WMF: Votre projet qui aujourd’hui porte ses fruits, il vous a apporté deux distinctions internationales, mais votre projet est-il reconnu à sa juste valeur en France ?
MJEL : Non. J’ai le sentiment qu’on ne comprend pas notre action. Les politiques vont essentiellement penser aux marchés publics. ; ce n’est pas l’objet. L’objet c’est une répartition des richesses plus équitable en France. Quand il s’agit de leur parler de « process achat », c’est un peu compliqué parce que c’est une fonction d’entreprise méconnue dans le public. Ce qui me frappe d’ailleurs, c’est que j’ai reçu beaucoup de représentants de l’administration américaine qui venus en France, qui ne comprennent pas comment on pourrait mettre en place un programme sans contrainte réglementaire, uniquement dans le cadre d’une politique de responsabilité sociétale des entreprises. Aux Etats-Unis il y a le « small business » qui est en charge de mettre en place ce type de dispositif et qui fait payer des pénalités aux entreprises qui ne le font pas. En France, il n’y a pas de cadre juridique, vous le faites uniquement parce que c’est un enjeu de business et de RSE bien sûr. Avec les Américains, on échange beaucoup sur la bonne pratique et les actions à mener… Aux Etats-Unis, ça existe depuis plus de 50 ans alors que nous, on débute à peine. Et pourtant, on est source d’innovation pour les Américains également ; c’est pour ça qu’on a obtenu ce prix.
WMF: Qu’est-ce qui explique selon vous cette difficulté de l’innovation politique ?
MJEL : Le manque de culture d’entreprise, vraisemblablement. Même s’il y a un grand discours autour de l’entrepreneuriat, on n’est pas à l’aise avec les entrepreneurs qui réussissent, on n’est pas à l’aise complétement avec la question d’entrepreneuriat. Le statut d’auto-entrepreneur, qui a dépassé toutes les attentes, interroge. Les entrepreneurs n’ont jamais été au centre de la société française, ce n’est pas une problématique essentielle. Pour le politique, il n’y a pas d’enjeu à court terme et les programmes sont lourds. Mais les gouvernements devaient s’en emparer car aujourd’hui, on a beaucoup plus d’impact à travailler directement avec des grandes entreprises qu’avec le gouvernement.
WMF: Du coup, comment envisager un changement de paradigme ? Comment sortir de cette société un peu cloisonnée politiquement ?
MJEL : Par un véritable renouvellement des élites…
En résumé, pour vous, c’est la société civile entrepreneuriale qui se prend en main et qui expérimente de son propre chef …
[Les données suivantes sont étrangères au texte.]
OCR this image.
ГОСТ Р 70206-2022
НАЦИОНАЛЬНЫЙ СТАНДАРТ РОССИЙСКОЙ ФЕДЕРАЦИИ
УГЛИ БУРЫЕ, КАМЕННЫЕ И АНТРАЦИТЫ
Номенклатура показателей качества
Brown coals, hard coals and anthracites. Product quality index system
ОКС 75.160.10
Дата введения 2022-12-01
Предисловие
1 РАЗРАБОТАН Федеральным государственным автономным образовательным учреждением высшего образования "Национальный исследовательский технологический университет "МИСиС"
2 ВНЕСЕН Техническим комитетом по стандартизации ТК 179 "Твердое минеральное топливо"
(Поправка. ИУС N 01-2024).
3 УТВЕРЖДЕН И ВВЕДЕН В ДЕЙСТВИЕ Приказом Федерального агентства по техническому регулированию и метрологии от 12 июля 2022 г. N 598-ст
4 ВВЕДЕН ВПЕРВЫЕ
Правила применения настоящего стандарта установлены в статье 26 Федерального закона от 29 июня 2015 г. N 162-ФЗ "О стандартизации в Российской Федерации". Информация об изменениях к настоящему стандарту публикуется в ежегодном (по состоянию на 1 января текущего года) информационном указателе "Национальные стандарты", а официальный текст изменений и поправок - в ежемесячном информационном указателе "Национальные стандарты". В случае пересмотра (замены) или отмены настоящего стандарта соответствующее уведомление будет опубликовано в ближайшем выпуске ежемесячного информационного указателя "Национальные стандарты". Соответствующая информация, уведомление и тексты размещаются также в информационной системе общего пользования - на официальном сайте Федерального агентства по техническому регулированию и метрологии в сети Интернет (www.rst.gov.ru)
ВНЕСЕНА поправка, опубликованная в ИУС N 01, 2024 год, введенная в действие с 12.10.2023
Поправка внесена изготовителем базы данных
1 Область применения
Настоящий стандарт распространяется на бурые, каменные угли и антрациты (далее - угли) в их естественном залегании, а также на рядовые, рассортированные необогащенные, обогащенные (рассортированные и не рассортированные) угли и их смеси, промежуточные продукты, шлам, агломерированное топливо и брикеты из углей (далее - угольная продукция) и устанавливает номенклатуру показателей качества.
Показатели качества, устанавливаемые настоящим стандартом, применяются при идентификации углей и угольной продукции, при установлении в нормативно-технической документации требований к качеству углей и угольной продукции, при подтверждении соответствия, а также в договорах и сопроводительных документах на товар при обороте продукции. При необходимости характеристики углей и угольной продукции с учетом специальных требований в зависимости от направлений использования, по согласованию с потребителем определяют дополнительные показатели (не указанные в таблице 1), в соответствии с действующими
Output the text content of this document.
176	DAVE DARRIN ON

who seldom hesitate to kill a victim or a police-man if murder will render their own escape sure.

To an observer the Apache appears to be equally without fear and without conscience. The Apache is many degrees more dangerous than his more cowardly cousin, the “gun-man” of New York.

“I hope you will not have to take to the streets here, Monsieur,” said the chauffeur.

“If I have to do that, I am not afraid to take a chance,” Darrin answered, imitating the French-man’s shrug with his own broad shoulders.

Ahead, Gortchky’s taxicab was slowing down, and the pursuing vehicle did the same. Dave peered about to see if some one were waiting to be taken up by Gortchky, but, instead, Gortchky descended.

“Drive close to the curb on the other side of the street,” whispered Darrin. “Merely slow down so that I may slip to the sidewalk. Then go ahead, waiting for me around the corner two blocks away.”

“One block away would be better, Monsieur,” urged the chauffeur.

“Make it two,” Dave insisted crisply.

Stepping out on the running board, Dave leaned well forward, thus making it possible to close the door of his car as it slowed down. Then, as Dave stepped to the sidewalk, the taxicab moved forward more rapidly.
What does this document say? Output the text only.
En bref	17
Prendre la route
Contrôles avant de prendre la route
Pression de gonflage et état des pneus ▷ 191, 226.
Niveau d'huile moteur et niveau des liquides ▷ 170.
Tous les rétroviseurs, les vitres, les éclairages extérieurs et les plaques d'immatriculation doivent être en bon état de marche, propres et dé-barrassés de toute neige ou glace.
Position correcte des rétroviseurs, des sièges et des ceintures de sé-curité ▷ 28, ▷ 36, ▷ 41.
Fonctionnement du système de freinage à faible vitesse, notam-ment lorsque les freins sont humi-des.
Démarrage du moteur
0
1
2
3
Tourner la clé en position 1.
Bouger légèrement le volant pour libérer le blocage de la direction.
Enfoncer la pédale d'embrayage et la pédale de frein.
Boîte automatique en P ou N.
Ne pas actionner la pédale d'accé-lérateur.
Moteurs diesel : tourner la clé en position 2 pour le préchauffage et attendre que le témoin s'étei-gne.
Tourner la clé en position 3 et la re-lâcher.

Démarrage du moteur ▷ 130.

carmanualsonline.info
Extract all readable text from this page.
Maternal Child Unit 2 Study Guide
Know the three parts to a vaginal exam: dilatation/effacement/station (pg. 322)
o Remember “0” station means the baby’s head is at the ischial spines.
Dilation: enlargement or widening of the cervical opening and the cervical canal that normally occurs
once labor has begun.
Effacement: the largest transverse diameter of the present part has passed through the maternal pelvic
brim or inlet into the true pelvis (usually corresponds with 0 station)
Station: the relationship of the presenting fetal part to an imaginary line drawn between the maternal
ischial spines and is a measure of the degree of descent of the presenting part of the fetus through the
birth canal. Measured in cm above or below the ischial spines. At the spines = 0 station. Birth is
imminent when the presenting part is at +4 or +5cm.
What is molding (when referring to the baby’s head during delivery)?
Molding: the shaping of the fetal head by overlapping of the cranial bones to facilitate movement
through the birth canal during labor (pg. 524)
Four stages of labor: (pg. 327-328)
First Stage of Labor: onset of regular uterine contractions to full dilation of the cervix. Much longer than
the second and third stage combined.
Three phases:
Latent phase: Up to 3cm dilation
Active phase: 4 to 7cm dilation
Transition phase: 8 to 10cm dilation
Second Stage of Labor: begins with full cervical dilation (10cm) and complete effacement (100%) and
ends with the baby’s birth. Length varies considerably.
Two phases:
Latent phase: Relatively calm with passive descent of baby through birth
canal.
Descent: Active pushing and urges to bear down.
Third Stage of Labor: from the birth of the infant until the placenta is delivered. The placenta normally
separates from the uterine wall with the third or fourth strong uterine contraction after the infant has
Il fut un temps où c’était naturel d’aller se syndiquer par exemple, ou d’adhérer à un parti politique. Aujourd’hui, ce sont les ONG, les entrepreneurs sociaux, et tout un mouvement qui a le vent en poupe. Apporter des solutions pragmatiques, rapides, efficaces plutôt que de rentrer dans des carcans un peu étroits, un peu cloisonnés ou finalement se reproduit l’entre-soi est plus attractif de nos jours.
WMF: Il y a peut-être un problème d’une société politique qui a du mal à se réinventer ?
MJEL : C’est très dommageable parce que, tout comme le nôtre, il existe beaucoup de dispositifs portés par des entreprises sociales innovantes. Si ça rentrait dans le cadre de politiques publiques courageuses, cela pourrait contribuer à réconcilier les Français avec leurs dirigeants, mais aujourd’hui ce sont des univers qui ne se parlent pas. Cela a été un de mes déclencheurs, la notion d’univers qui ne se parlent pas. Les grandes entreprises avaient l’habitude de fonctionner selon un mode de recrutement immuable, elles ne se mettaient pas en danger en allant chercher des profils un peu différents. Aujourd’hui, elles ont senti le changement, et procèdent justement a un changement en profondeur. Elles nous sollicitent pour les aider à mettre en place ce type de programme, mais les politiques quant à eux ne semblent pas encore l’avoir senti.
Complètement…
WMF: Dans ce contexte de crise incertain, qu’est-ce qui vous rend malgré tout optimiste ?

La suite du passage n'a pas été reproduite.